By Sarah Mac Donald - 20 October, 2015
The Church of Ireland Archbishop of Dublin and Glendalough has said Churches need to ask what “religious boundary-crossers” can teach them about how welcome they make “border-crossers” and what blessing they give them on departure and arrival.
In an address proposing the toast at Portora Royal School, Archbishop Michael Jackson, a past pupil of the Co Fermanagh school spoke about one of its most famous students, Jesuit priest, Venerable John Sullivan.
John Sullivan was a member of the Church of Ireland; his mother was a Roman Catholic and his father was a member of the Church of Ireland.
The Jesuit priest who was renowned within his own lifetime for his healing powers was baptised in St George’s Church, Hardwick Place in Dublin.
The son of the Lord Chancellor of Ireland, he became a student at Portora in 1873 when the school was the place to study Classics and many student of Portora went on to Trinity College Dublin and he higher echelons of the law, the civil service in Ireland or London or abroad.
In his address, Archbishop Jackson considered how John Sullivan, “the Portoran … living successfully in London” became a Jesuit priest.
After leaving school he trained as a barrister in London and, being comfortably off, travelled abroad to visit the scenes and the sites of which he would have known in the Classical texts that he read in Portora.
On 21 December 1896 John Sullivan was received into the Roman Catholic Church; and he took his first vows as a Member of the Jesuit Order on 8 September 1902. He was ordained in Milltown Park in Dublin on 28 July 1907 and went straight to Clongowes to teach.
Clongowes was effectively to be his home from then until his death on 19 February 1933 in a Dublin Nursing Home. He also spent a five-year period as rector of the Jesuit House in Rathfarnham Castle, Dublin during his lifetime.
Recalling the service in Christ Church Cathedral, Dublin in June this year to recognise the life of John Sullivan, the Archbishop paid tribute to the significant number of staff members and pupils from Portora who attended and were joined for the service by students from Clongowes Woods College, where John Sullivan spent most of his life as a Jesuit.
Dr Jackson said the link between Portora Royal School and Clongowes Wood College had a very positive association through the Joyce-Beckett Literary Award. It had “transcended the Border, at a time when the Border was a real feature in the geographical psychology of Irish life”.
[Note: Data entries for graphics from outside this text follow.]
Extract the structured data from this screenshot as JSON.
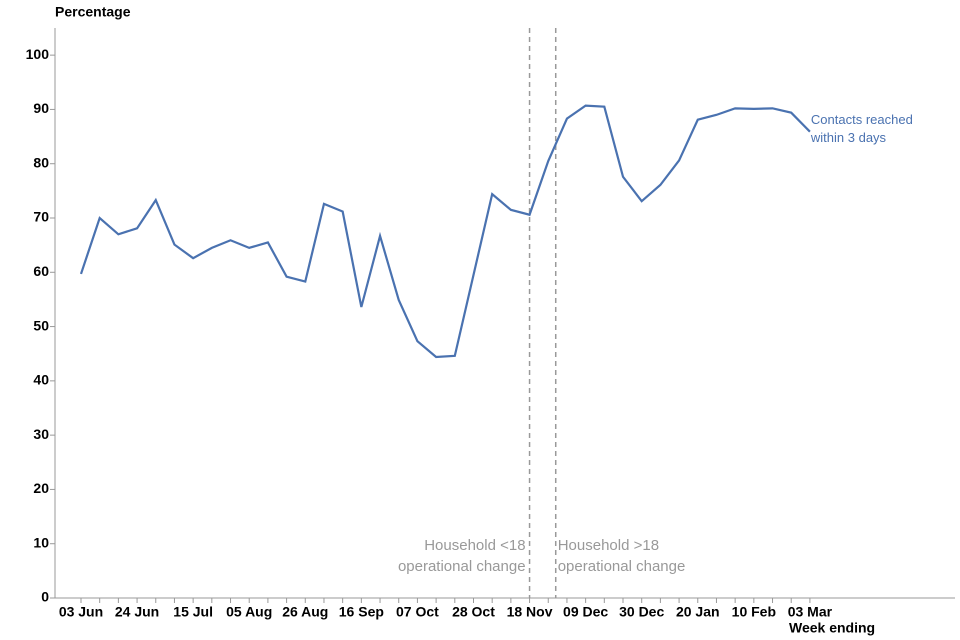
{
  "chart_data": {
    "type": "line",
    "y_label": "Percentage",
    "x_label": "Week ending",
    "categories": [
      "03 Jun",
      null,
      null,
      "24 Jun",
      null,
      null,
      "15 Jul",
      null,
      null,
      "05 Aug",
      null,
      null,
      "26 Aug",
      null,
      null,
      "16 Sep",
      null,
      null,
      "07 Oct",
      null,
      null,
      "28 Oct",
      null,
      null,
      "18 Nov",
      null,
      null,
      "09 Dec",
      null,
      null,
      "30 Dec",
      null,
      null,
      "20 Jan",
      null,
      null,
      "10 Feb",
      null,
      null,
      "03 Mar"
    ],
    "series": [
      {
        "label": [
          "Contacts reached",
          "within 3 days"
        ],
        "color": "#4a72b0",
        "values": [
          59.7,
          70,
          67,
          68.1,
          73.3,
          65.1,
          62.6,
          64.5,
          65.9,
          64.5,
          65.5,
          59.2,
          58.3,
          72.6,
          71.2,
          53.6,
          66.7,
          54.9,
          47.3,
          44.4,
          44.6,
          59.5,
          74.4,
          71.5,
          70.6,
          80.5,
          88.3,
          90.7,
          90.5,
          77.6,
          73.1,
          76.1,
          80.6,
          88.1,
          89,
          90.2,
          90.1,
          90.2,
          89.4,
          85.9
        ]
      }
    ],
    "vlines": [
      {
        "x": 24,
        "label": [
          "Household <18",
          "operational change"
        ],
        "side": "left"
      },
      {
        "x": 25.4,
        "label": [
          "Household >18",
          "operational change"
        ],
        "side": "right"
      }
    ],
    "ylim": [
      0,
      105
    ],
    "yticks": [
      0,
      10,
      20,
      30,
      40,
      50,
      60,
      70,
      80,
      90,
      100
    ],
    "grid": false
  }
}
“Crossing the Border; heading Down South; going Up North – many of these phrases now have no fear-content. Once they had,” the Church of Ireland Primate commented.
He also paid tribute to the courage of young students from both schools who were willing to cross the border, “particularly when the Clongowes boys were in Enniskillen laying a wreath at the Cenotaph on Remembrance Sunday year after year”.
He said this gesture was a powerful symbol of hope at a time when hope eluded many people, not least in Enniskillen itself.
“Mercifully, things are different today and we trust that they will continue different. It is our duty to future generations to ensure this,” Archbishop Jackson said.
Speaking about Fr Sullivan’s life as a priest, he said the Jesuit “manifested a simplicity that bore no relationship to his earlier life and he seems to have contrived hardship beyond what many would have regarded as necessary or fruitful”.
He said his reputation for holiness grew as did people’s attribution to him of the capacity for healing and miraculous intervention in their illnesses.
“He seems also, however, to have distinguished between situations of illness where he could intervene and where he could not in ways that brought about change. This remains part of his deep, innocent honesty.”
Mulling the contribution to Churches of people like Fr Sullivan – the religious boundary-crossers – Archbishop Jackson said the priest was someone who as a boy from the Republic of Ireland attended a school in Northern Ireland as a member of the Church of Ireland and became a priest and a Jesuit, spending exactly half of his life as a Protestant layman and half of his life as a Roman Catholic priest.
He highlighted that those who have advocated his cause, like Fr Conor Harper SJ, would argue that the John Sullivan phenomenon can be a genuine pointer to the holding together of difference, a sign of ecumenical respectfulness and a form of spiritual reconciliation in a post-Troubles Ireland, if we can only see it.
Referring to the Vatican’s elevation of Fr Sullivan to the status of Venerable, Archbishop Jackson said “it is surely remarkable that the cause of an Old Portoran is being advanced at the same time as that of Oscar Romero, an international name and another, yet different, advocate of the poor and downtrodden, martyred in El Salvador, South America.”
“Both point to the poor and the needy as the focus of human conscience and of God’s care and grace”.